Gingrich declined to offer congratulations to Romney for winning the Iowa caucus by eight votes, a courtesy he had extended to second place finisher Rick Santorum last night.

"Somebody just sent me an email a few minutes ago saying the 66 additional votes [Governor Romney won] over 2008 came at a cost of about $100,000 a vote," he said, throwing his hands in the air. "Other than the fact Governor Romney ran a relentlessly negative campaign of falsehoods which earned one of his ads four Pinocchios from the Washington Post, and the fact is 3 out of 4 Republicans rejected him, Governor Romney is a moderate Massachusetts Republican to the left of a majority of Republicans."

The former House Speaker criticized the belief that Romney is the "most electable" candidate when when he couldn't "even break out of his own party."

"If you look at the dollars spent by Romney and the dollars spent by Santorum, you'd praise Santorum too," Gingrich said.

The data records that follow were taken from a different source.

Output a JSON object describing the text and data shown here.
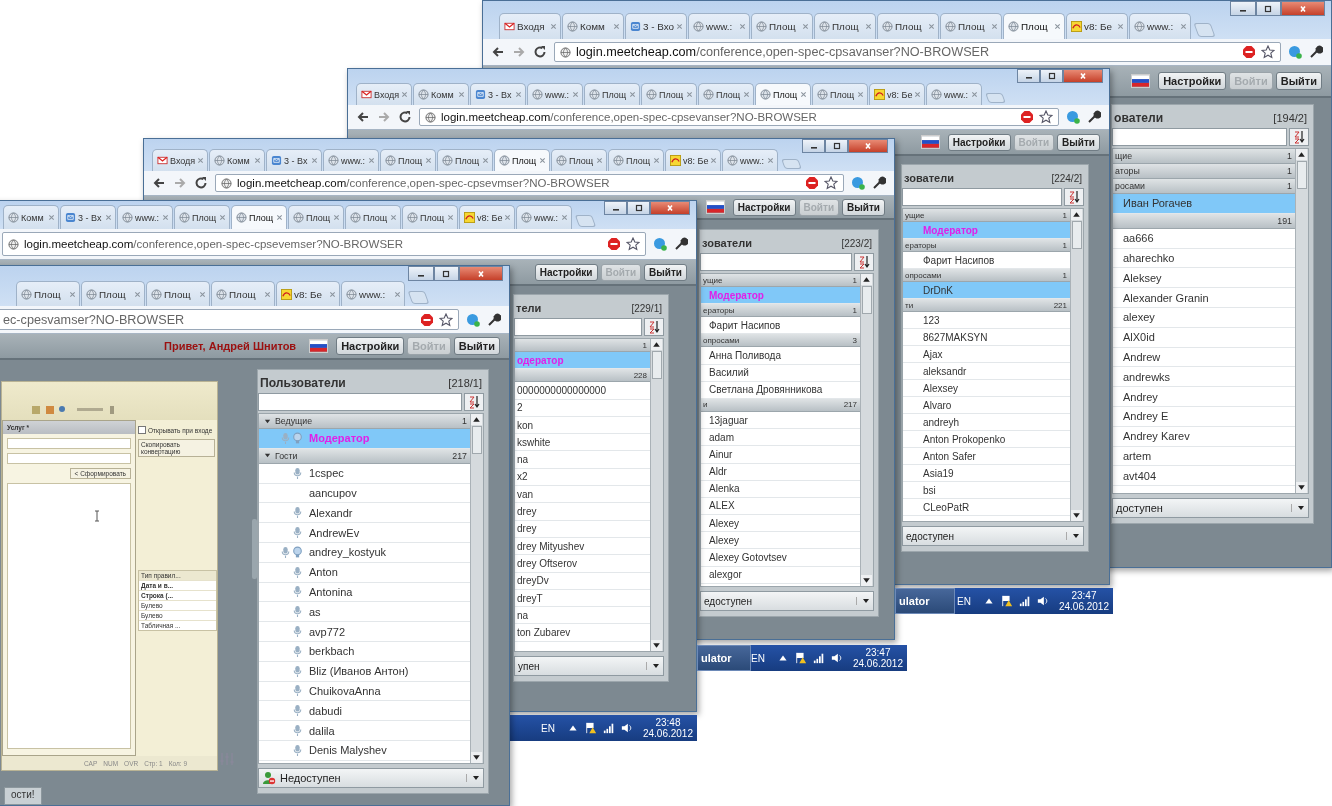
{
  "windows": [
    {
      "tabs": [
        {
          "label": "Входя",
          "kind": "gmail",
          "selected": false
        },
        {
          "label": "Комм",
          "kind": "globe",
          "selected": false
        },
        {
          "label": "3 - Вхо",
          "kind": "mail",
          "selected": false
        },
        {
          "label": "www.:",
          "kind": "globe",
          "selected": false
        },
        {
          "label": "Площ",
          "kind": "globe",
          "selected": false
        },
        {
          "label": "Площ",
          "kind": "globe",
          "selected": false
        },
        {
          "label": "Площ",
          "kind": "globe",
          "selected": false
        },
        {
          "label": "Площ",
          "kind": "globe",
          "selected": false
        },
        {
          "label": "Площ",
          "kind": "globe",
          "selected": true
        },
        {
          "label": "v8: Бе",
          "kind": "v8",
          "selected": false
        },
        {
          "label": "www.:",
          "kind": "globe",
          "selected": false
        }
      ],
      "address": {
        "host": "login.meetcheap.com",
        "path": "/conference,open-spec-cpsavanser?NO-BROWSER"
      },
      "buttons": [
        {
          "label": "Настройки",
          "disabled": false
        },
        {
          "label": "Войти",
          "disabled": true
        },
        {
          "label": "Выйти",
          "disabled": false
        }
      ],
      "users_panel": {
        "title": "ователи",
        "count": "[194/2]",
        "groups": [
          {
            "label": "щие",
            "count": "1"
          },
          {
            "label": "аторы",
            "count": "1"
          },
          {
            "label": "росами",
            "count": "1",
            "rows": [
              {
                "name": "Иван Рогачев",
                "selected": true
              }
            ]
          },
          {
            "count": "191",
            "rows": [
              {
                "name": "aa666",
                "selected": false
              },
              {
                "name": "aharechko",
                "selected": false
              },
              {
                "name": "Aleksey",
                "selected": false
              },
              {
                "name": "Alexander Granin",
                "selected": false
              },
              {
                "name": "alexey",
                "selected": false
              },
              {
                "name": "AlX0id",
                "selected": false
              },
              {
                "name": "Andrew",
                "selected": false
              },
              {
                "name": "andrewks",
                "selected": false
              },
              {
                "name": "Andrey",
                "selected": false
              },
              {
                "name": "Andrey E",
                "selected": false
              },
              {
                "name": "Andrey Karev",
                "selected": false
              },
              {
                "name": "artem",
                "selected": false
              },
              {
                "name": "avt404",
                "selected": false
              }
            ]
          }
        ],
        "status": "доступен"
      }
    },
    {
      "tabs": [
        {
          "label": "Входя",
          "kind": "gmail",
          "selected": false
        },
        {
          "label": "Комм",
          "kind": "globe",
          "selected": false
        },
        {
          "label": "3 - Вх",
          "kind": "mail",
          "selected": false
        },
        {
          "label": "www.:",
          "kind": "globe",
          "selected": false
        },
        {
          "label": "Площ",
          "kind": "globe",
          "selected": false
        },
        {
          "label": "Площ",
          "kind": "globe",
          "selected": false
        },
        {
          "label": "Площ",
          "kind": "globe",
          "selected": false
        },
        {
          "label": "Площ",
          "kind": "globe",
          "selected": true
        },
        {
          "label": "Площ",
          "kind": "globe",
          "selected": false
        },
        {
          "label": "v8: Бе",
          "kind": "v8",
          "selected": false
        },
        {
          "label": "www.:",
          "kind": "globe",
          "selected": false
        }
      ],
      "address": {
        "host": "login.meetcheap.com",
        "path": "/conference,open-spec-cpsevanser?NO-BROWSER"
      },
      "buttons": [
        {
          "label": "Настройки",
          "disabled": false
        },
        {
          "label": "Войти",
          "disabled": true
        },
        {
          "label": "Выйти",
          "disabled": false
        }
      ],
      "users_panel": {
        "title": "зователи",
        "count": "[224/2]",
        "groups": [
          {
            "label": "ущие",
            "count": "1",
            "rows": [
              {
                "name": "Модератор",
                "kind": "moderator",
                "selected": true
              }
            ]
          },
          {
            "label": "ераторы",
            "count": "1",
            "rows": [
              {
                "name": "Фарит Насипов",
                "selected": false
              }
            ]
          },
          {
            "label": "опросами",
            "count": "1",
            "rows": [
              {
                "name": "DrDnK",
                "selected": true
              }
            ]
          },
          {
            "label": "ти",
            "count": "221",
            "rows": [
              {
                "name": "123",
                "selected": false
              },
              {
                "name": "8627MAKSYN",
                "selected": false
              },
              {
                "name": "Ajax",
                "selected": false
              },
              {
                "name": "aleksandr",
                "selected": false
              },
              {
                "name": "Alexsey",
                "selected": false
              },
              {
                "name": "Alvaro",
                "selected": false
              },
              {
                "name": "andreyh",
                "selected": false
              },
              {
                "name": "Anton Prokopenko",
                "selected": false
              },
              {
                "name": "Anton Safer",
                "selected": false
              },
              {
                "name": "Asia19",
                "selected": false
              },
              {
                "name": "bsi",
                "selected": false
              },
              {
                "name": "CLeoPatR",
                "selected": false
              }
            ]
          }
        ],
        "status": "едоступен"
      }
    },
    {
      "tabs": [
        {
          "label": "Входя",
          "kind": "gmail",
          "selected": false
        },
        {
          "label": "Комм",
          "kind": "globe",
          "selected": false
        },
        {
          "label": "3 - Вх",
          "kind": "mail",
          "selected": false
        },
        {
          "label": "www.:",
          "kind": "globe",
          "selected": false
        },
        {
          "label": "Площ",
          "kind": "globe",
          "selected": false
        },
        {
          "label": "Площ",
          "kind": "globe",
          "selected": false
        },
        {
          "label": "Площ",
          "kind": "globe",
          "selected": true
        },
        {
          "label": "Площ",
          "kind": "globe",
          "selected": false
        },
        {
          "label": "Площ",
          "kind": "globe",
          "selected": false
        },
        {
          "label": "v8: Бе",
          "kind": "v8",
          "selected": false
        },
        {
          "label": "www.:",
          "kind": "globe",
          "selected": false
        }
      ],
      "address": {
        "host": "login.meetcheap.com",
        "path": "/conference,open-spec-cpsevmser?NO-BROWSER"
      },
      "buttons": [
        {
          "label": "Настройки",
          "disabled": false
        },
        {
          "label": "Войти",
          "disabled": true
        },
        {
          "label": "Выйти",
          "disabled": false
        }
      ],
      "users_panel": {
        "title": "зователи",
        "count": "[223/2]",
        "groups": [
          {
            "label": "ущие",
            "count": "1",
            "rows": [
              {
                "name": "Модератор",
                "kind": "moderator",
                "selected": true
              }
            ]
          },
          {
            "label": "ераторы",
            "count": "1",
            "rows": [
              {
                "name": "Фарит Насипов",
                "selected": false
              }
            ]
          },
          {
            "label": "опросами",
            "count": "3",
            "rows": [
              {
                "name": "Анна Поливода",
                "selected": false
              },
              {
                "name": "Василий",
                "selected": false
              },
              {
                "name": "Светлана Дровянникова",
                "selected": false
              }
            ]
          },
          {
            "label": "и",
            "count": "217",
            "rows": [
              {
                "name": "13jaguar",
                "selected": false
              },
              {
                "name": "adam",
                "selected": false
              },
              {
                "name": "Ainur",
                "selected": false
              },
              {
                "name": "Aldr",
                "selected": false
              },
              {
                "name": "Alenka",
                "selected": false
              },
              {
                "name": "ALEX",
                "selected": false
              },
              {
                "name": "Alexey",
                "selected": false
              },
              {
                "name": "Alexey",
                "selected": false
              },
              {
                "name": "Alexey Gotovtsev",
                "selected": false
              },
              {
                "name": "alexgor",
                "selected": false
              }
            ]
          }
        ],
        "status": "едоступен"
      }
    },
    {
      "tabs": [
        {
          "label": "Комм",
          "kind": "globe",
          "selected": false
        },
        {
          "label": "3 - Вх",
          "kind": "mail",
          "selected": false
        },
        {
          "label": "www.:",
          "kind": "globe",
          "selected": false
        },
        {
          "label": "Площ",
          "kind": "globe",
          "selected": false
        },
        {
          "label": "Площ",
          "kind": "globe",
          "selected": true
        },
        {
          "label": "Площ",
          "kind": "globe",
          "selected": false
        },
        {
          "label": "Площ",
          "kind": "globe",
          "selected": false
        },
        {
          "label": "Площ",
          "kind": "globe",
          "selected": false
        },
        {
          "label": "v8: Бе",
          "kind": "v8",
          "selected": false
        },
        {
          "label": "www.:",
          "kind": "globe",
          "selected": false
        }
      ],
      "address": {
        "host": "login.meetcheap.com",
        "path": "/conference,open-spec-cpsevemser?NO-BROWSER"
      },
      "buttons": [
        {
          "label": "Настройки",
          "disabled": false
        },
        {
          "label": "Войти",
          "disabled": true
        },
        {
          "label": "Выйти",
          "disabled": false
        }
      ],
      "users_panel": {
        "title": "тели",
        "count": "[229/1]",
        "groups": [
          {
            "count": "1",
            "rows": [
              {
                "name": "одератор",
                "kind": "moderator",
                "selected": true
              }
            ]
          },
          {
            "count": "228",
            "rows": [
              {
                "name": "0000000000000000",
                "selected": false
              },
              {
                "name": "2",
                "selected": false
              },
              {
                "name": "kon",
                "selected": false
              },
              {
                "name": "kswhite",
                "selected": false
              },
              {
                "name": "na",
                "selected": false
              },
              {
                "name": "x2",
                "selected": false
              },
              {
                "name": "van",
                "selected": false
              },
              {
                "name": "drey",
                "selected": false
              },
              {
                "name": "drey",
                "selected": false
              },
              {
                "name": "drey Mityushev",
                "selected": false
              },
              {
                "name": "drey Oftserov",
                "selected": false
              },
              {
                "name": "dreyDv",
                "selected": false
              },
              {
                "name": "dreyT",
                "selected": false
              },
              {
                "name": "na",
                "selected": false
              },
              {
                "name": "ton Zubarev",
                "selected": false
              }
            ]
          }
        ],
        "status": "упен"
      }
    },
    {
      "tabs": [
        {
          "label": "Площ",
          "kind": "globe",
          "selected": false
        },
        {
          "label": "Площ",
          "kind": "globe",
          "selected": false
        },
        {
          "label": "Площ",
          "kind": "globe",
          "selected": false
        },
        {
          "label": "Площ",
          "kind": "globe",
          "selected": false
        },
        {
          "label": "v8: Бе",
          "kind": "v8",
          "selected": false
        },
        {
          "label": "www.:",
          "kind": "globe",
          "selected": false
        }
      ],
      "address": {
        "path": "ec-cpesvamser?NO-BROWSER"
      },
      "greeting": "Привет, Андрей Шнитов",
      "buttons": [
        {
          "label": "Настройки",
          "disabled": false
        },
        {
          "label": "Войти",
          "disabled": true
        },
        {
          "label": "Выйти",
          "disabled": false
        }
      ],
      "embedded_app": {
        "title": "Услуг *",
        "checkbox": {
          "label": "Открывать при входе",
          "checked": false
        },
        "copy_button": "Скопировать конвертацию",
        "build_button": "< Сформировать",
        "column": "Тип правил...",
        "cells": [
          "Дата и в...",
          "Строка (...",
          "Булево",
          "Булево",
          "Табличная ..."
        ],
        "status": [
          "CAP",
          "NUM",
          "OVR",
          "Стр: 1",
          "Кол: 9"
        ]
      },
      "users_panel": {
        "title": "Пользователи",
        "count": "[218/1]",
        "groups": [
          {
            "label": "Ведущие",
            "count": "1",
            "expanded": true,
            "rows": [
              {
                "name": "Модератор",
                "kind": "moderator",
                "selected": true,
                "mic": true,
                "hand": true
              }
            ]
          },
          {
            "label": "Гости",
            "count": "217",
            "expanded": true,
            "rows": [
              {
                "name": "1cspec",
                "selected": false,
                "mic": true,
                "hand": false
              },
              {
                "name": "aancupov",
                "selected": false,
                "mic": false,
                "hand": false
              },
              {
                "name": "Alexandr",
                "selected": false,
                "mic": true,
                "hand": false
              },
              {
                "name": "AndrewEv",
                "selected": false,
                "mic": true,
                "hand": false
              },
              {
                "name": "andrey_kostyuk",
                "selected": false,
                "mic": true,
                "hand": true
              },
              {
                "name": "Anton",
                "selected": false,
                "mic": true,
                "hand": false
              },
              {
                "name": "Antonina",
                "selected": false,
                "mic": true,
                "hand": false
              },
              {
                "name": "as",
                "selected": false,
                "mic": true,
                "hand": false
              },
              {
                "name": "avp772",
                "selected": false,
                "mic": true,
                "hand": false
              },
              {
                "name": "berkbach",
                "selected": false,
                "mic": true,
                "hand": false
              },
              {
                "name": "Bliz (Иванов Антон)",
                "selected": false,
                "mic": true,
                "hand": false
              },
              {
                "name": "ChuikovaAnna",
                "selected": false,
                "mic": true,
                "hand": false
              },
              {
                "name": "dabudi",
                "selected": false,
                "mic": true,
                "hand": false
              },
              {
                "name": "dalila",
                "selected": false,
                "mic": true,
                "hand": false
              },
              {
                "name": "Denis Malyshev",
                "selected": false,
                "mic": true,
                "hand": false
              }
            ]
          }
        ],
        "status": "Недоступен",
        "status_icon": true
      },
      "bottom_button": "ости!"
    }
  ],
  "taskbars": [
    {
      "app": "ulator",
      "lang": "EN",
      "time": "23:47",
      "date": "24.06.2012"
    },
    {
      "app": "ulator",
      "lang": "EN",
      "time": "23:47",
      "date": "24.06.2012"
    },
    {
      "lang": "EN",
      "time": "23:48",
      "date": "24.06.2012"
    }
  ]
}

Gingrich also spoke highly of Michele Bachmann, who bowed out of the race Wednesday, calling her a "courageous" woman with "considerable talent" who was "superb in walking through the reality of terrorism at a time when Congressman Paul, I think, has a fantasy foreign policy that is enormously dangerous to American national security."

Asked if she might be a good running mate, Gingrich said, "She certainly is somebody you would look at for a cabinet office or for some other office…I don't want to get into the whole laundry list but she has a long future in politics."

While Gingrich took his gloves off for reporters at the media event, he made no mention of his antagonism towards the "Massachusetts Moderate" at his town hall in Concord.

Asked whether he was trying to avoid provoking a formidable candidate by targeting him in front of potential supporters, Gingrich told reporters that he was inspired by the number of students in the room.

"I know this is hard for some of you who specialize in covering the carnage of politics. I actually thought it was nice to talk about history, culture, education."

He added, wryly, "I thought describing the contrasts in front of you was sufficiently direct that Governor Romney will get the message."